Question: An electron moves at a distance of 6cm when accelerated from rest by an electric field of strength\(...

Question

An electron moves at a distance of 6cm when accelerated from rest by an electric field of strength $2\times {{10}^{4}}N{{C}^{-1}}$ . Calculate the time of travel (mass of electron= $9.1\times {{10}^{-31}}Kg$ ).

Answer 1

Solution

Hint: The question is based on the motion of a uniform electric field. Under the influence of the electric field, electrons experience a force. Use the relation of force and electric field with charges. To solve further use a kinematic equation.

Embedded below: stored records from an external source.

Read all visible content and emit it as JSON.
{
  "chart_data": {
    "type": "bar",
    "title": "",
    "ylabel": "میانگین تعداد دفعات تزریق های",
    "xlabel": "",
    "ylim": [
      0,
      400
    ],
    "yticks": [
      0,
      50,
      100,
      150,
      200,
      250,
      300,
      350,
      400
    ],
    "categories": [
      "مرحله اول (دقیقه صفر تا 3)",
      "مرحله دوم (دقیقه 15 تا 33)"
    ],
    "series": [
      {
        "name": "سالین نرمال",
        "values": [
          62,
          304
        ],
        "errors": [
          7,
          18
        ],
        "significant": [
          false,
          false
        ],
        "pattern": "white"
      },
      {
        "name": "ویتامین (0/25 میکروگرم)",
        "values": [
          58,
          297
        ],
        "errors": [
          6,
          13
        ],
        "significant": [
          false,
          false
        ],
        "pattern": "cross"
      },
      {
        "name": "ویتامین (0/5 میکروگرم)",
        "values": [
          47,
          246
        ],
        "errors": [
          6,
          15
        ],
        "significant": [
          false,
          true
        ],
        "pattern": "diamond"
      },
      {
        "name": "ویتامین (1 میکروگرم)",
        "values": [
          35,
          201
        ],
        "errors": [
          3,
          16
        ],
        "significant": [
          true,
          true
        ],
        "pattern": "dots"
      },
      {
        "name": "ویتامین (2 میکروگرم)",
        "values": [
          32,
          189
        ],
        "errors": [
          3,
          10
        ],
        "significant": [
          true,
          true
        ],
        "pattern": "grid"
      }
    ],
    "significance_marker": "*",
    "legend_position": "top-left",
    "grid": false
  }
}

Complete step by step answer:
Electrons are under the influence of an electric field then there must be force which is exerting on that electron. Which you can understand by given formula,
$\begin{aligned} & \text{electric field=}\dfrac{\text{force}}{\text{charge}} \\\ & i.e. \\\ & E=\dfrac{F}{q} \\\ \end{aligned}$
$F=Eq$
Then according to Newton's second law of motion force is equal to product of mass and acceleration.
$F=ma$
Equating value of force (F)
We get,
$Eq=ma$
Where m= mass of electron
a = acceleration of electron
E = electric field
q= charge on electron
Therefore value of a is
$a=\dfrac{qE}{m}$
Now use kinematic equation,
$s=ut+\dfrac{a{{t}^{2}}}{2}$
At initial stage speed was zero so,
$u=0$
$s=\dfrac{a{{t}^{2}}}{2}$
But we want the value of time (t).
Rearrange the above equation, we get
$\begin{aligned} & t=\sqrt{\dfrac{2s}{a}} \\\ & t=\sqrt{\dfrac{2sm}{qE}} \\\ & t=\sqrt{\dfrac{2\times 6\times {{10}^{-2}}\times 9.1\times {{10}^{-31}}}{1.6\times {{10}^{-19}}\times 2\times {{10}^{-4}}}} \\\ & t=\sqrt{\dfrac{34.12\times {{10}^{-10}}}{1}} \\\ & t=5.84\times {{10}^{-5}}\sec \\\ \end{aligned}$

Note: We can calculate force by using electric fields. Use the motion of a uniform electric field. There are three types of kinematic equations. Depends on problem we have to use type of kinematic equation: $s=ut+\dfrac{a{{t}^{2}}}{2}$ , ${{v}^{2}}={{u}^{2}}+2as$ and $v=u+at$ . We know that, if a particle moving initially with velocity ‘u’ is accelerated and move with constant acceleration ‘a’ then its velocity ‘v’ at instant ‘t’ is given by $s=ut+\dfrac{a{{t}^{2}}}{2}$ . The displacement ‘s’ at instant of a particle moving with initial velocity ‘u’ and constant acceleration ‘a’ is given by ${{v}^{2}}={{u}^{2}}+2as$ . The final velocity, initial velocity u constant acceleration’ and displacement’ are related as $v=u+at$ . If you know the value of the electric field and type of charge then you can calculate the value of voltage and force.